La Prieure l’investit elle-même, avec l’assistance du Chapelain, de l’abbé Rigaud et des religieuses dont le nombre était trop grand pour qu’elles fussent toutes contenues dans la pièce. Il en resta dans le couloir ; leurs répons, leurs chants parvinrent à l’agonisante comme un écho céleste. M. le Chapelain parla de Job, M. Rigaud de sainte Liduine. Mais Raton ne les entendit pas, car, sitôt qu’elle eut le voile, la Bienheureuse Vierge Marie lui présenta son Divin Fils. Avec eux se trouvaient saint Jean l’Évangéliste, saint Paul, sainte Marie-Madeleine, sainte Marie l’Égyptienne, et un personnage couronné qui jouait d’un instrument quelque peu conforme à celui de l’abbé Lapin. Ce n’était autre que le roi David et son psaltérion. Derrière eux se pressaient des anges qui se ressemblaient comme des frères et se tenaient dans un impeccable alignement. Ils soufflaient en de longues trompettes obliques qu’ils dirigeaient toutes du même côté.

Le Verbe Éternel agréa la prière de sa Glorieuse Mère, lui demandant d’élever Raton à la dignité d’épouse. Il passa au doigt de Raton un anneau d’or incrusté de quatre perles et d’un diamant, un anneau du même modèle que celui de sainte Catherine de Sienne, selon la description qu’en a laissé le bienheureux Raymond de Capoue. Et le Verbe lui dit ces paroles qu’elle comprit parfaitement : « Ecce desponso te Creatori et Salvatori tuo, in fide quæ, usquequo in caelis tuas mecum nuptias perpetuas celebrabis, semper conservabitur illibata. » Après quoi le Verbe disparut, et Raton se rendormit de ce sommeil mystique que ne connaissent pas les âmes imparfaites, s’il est, au dire de saint François de Sales, l’écoulement de l’âme en son Dieu.

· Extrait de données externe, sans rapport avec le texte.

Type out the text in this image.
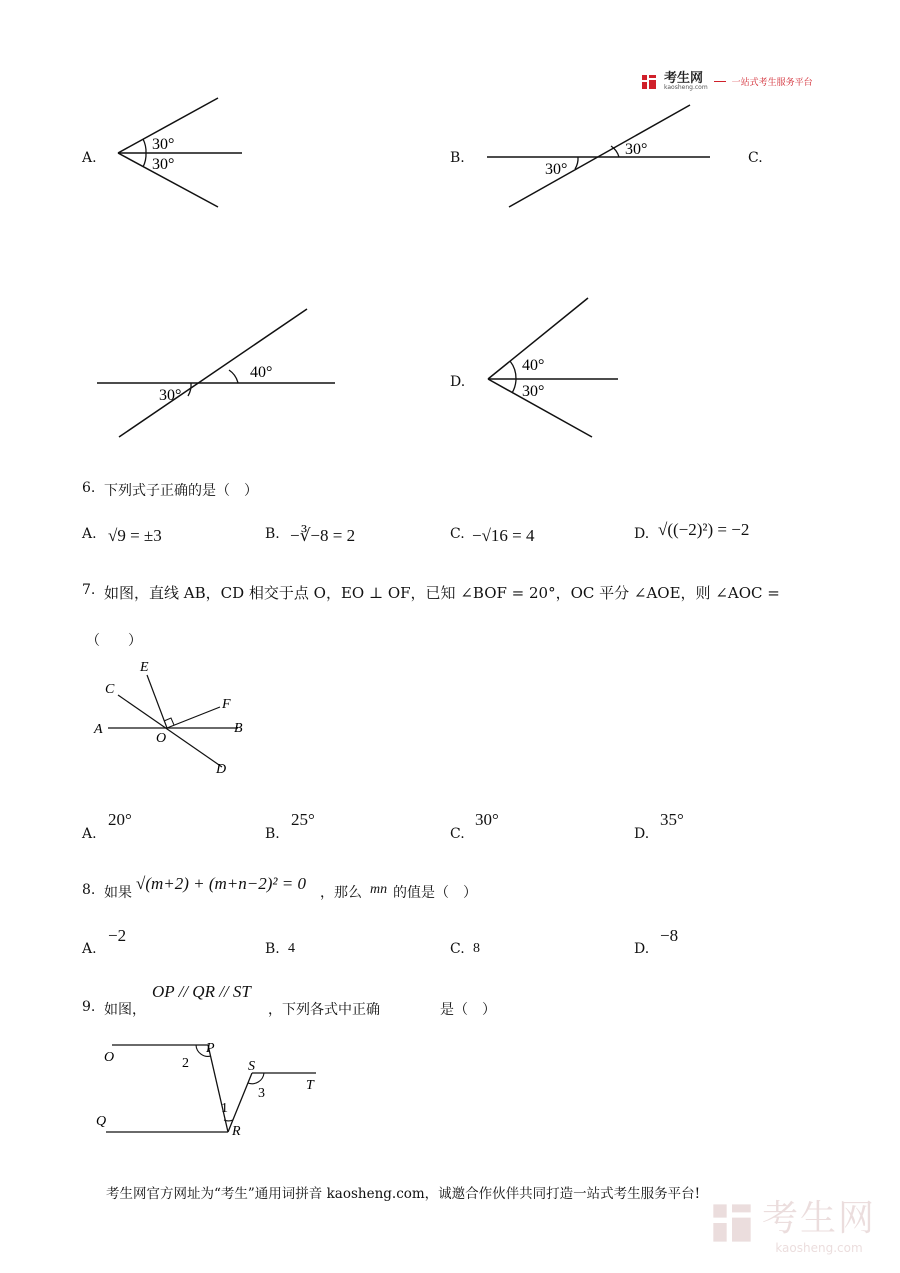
考生网
kaosheng.com	一站式考生服务平台
A.
30°
30°	B.	30°
30°
C.
40°
30°
D.
40°
30°
6. 下列式子正确的是（　）
A. √9 = ±3	B. −∛−8 = 2	C. −√16 = 4	D. √((−2)²) = −2
7. 如图，直线 AB，CD 相交于点 O，EO ⊥ OF，已知 ∠BOF = 20°，OC 平分 ∠AOE，则 ∠AOC =
（　　）
C
E
F
A
O
B
D
A.
20°
B.
25°
C.
30°
D.
35°
8. 如果 √(m+2) + (m+n−2)² = 0 ，那么 mn 的值是（　）
A.
−2
B. 4	C. 8	D.
−8
9. 如图，
OP // QR // ST
，下列各式中正确	是（　）
O
P
2	S
T
3
1
Q
R
考生网官方网址为“考生”通用词拼音 kaosheng.com，诚邀合作伙伴共同打造一站式考生服务平台!
考生网
kaosheng.com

M. le Chapelain et M. Rigaud firent entendre à la Prieure qu’il serait humain de tempérer les souffrances de Raton en appelant un médecin malgré elle, et surtout pour qu’il ne fût pas dit, en un siècle de faux philosophes, qu’elle eût passé sans le secours de la Science.

M. Rigaud cita Lorry, le médecin ordinaire de M. le Duc : il pourrait témoigner à Mme la Duchesse que l’on avait fait appel à ses lumières. Il venait, en outre, de faire remarquer sa délicatesse en refusant les honoraires qui lui étaient dus pour avoir assisté le Roi à son lit de mort, quand il était trop tard pour que son intervention fût efficace.

M. Lorry, ajouta l’abbé, est d’autant plus désigné qu’il soigne particulièrement les éruptions de la peau. Je sais qu’il termine un ouvrage sur ces matières : Tractatus de Morbis Cutaneis, écrit dans la langue de Cicéron, — il la parle même avec une remarquable facilité. Enfin, sa douceur, son aménité naturelles, autant que ses connaissances si profondes, lui ont concilié l’affection des malades.

La Prieure fit prévenir Lorry par l’intermédiaire de Mme la Duchesse, que pourtant l’on ne voyait plus, et qui semblait s’être désintéressée de sa filleule.

Le savant examina Raton, après avoir coupé la robe lui-même, que, par pudeur, l’on n’osait détacher. Il vit l’état pitoyable de ce corps naguère si parfait, et il resta longtemps à méditer devant Raton toujours endormie.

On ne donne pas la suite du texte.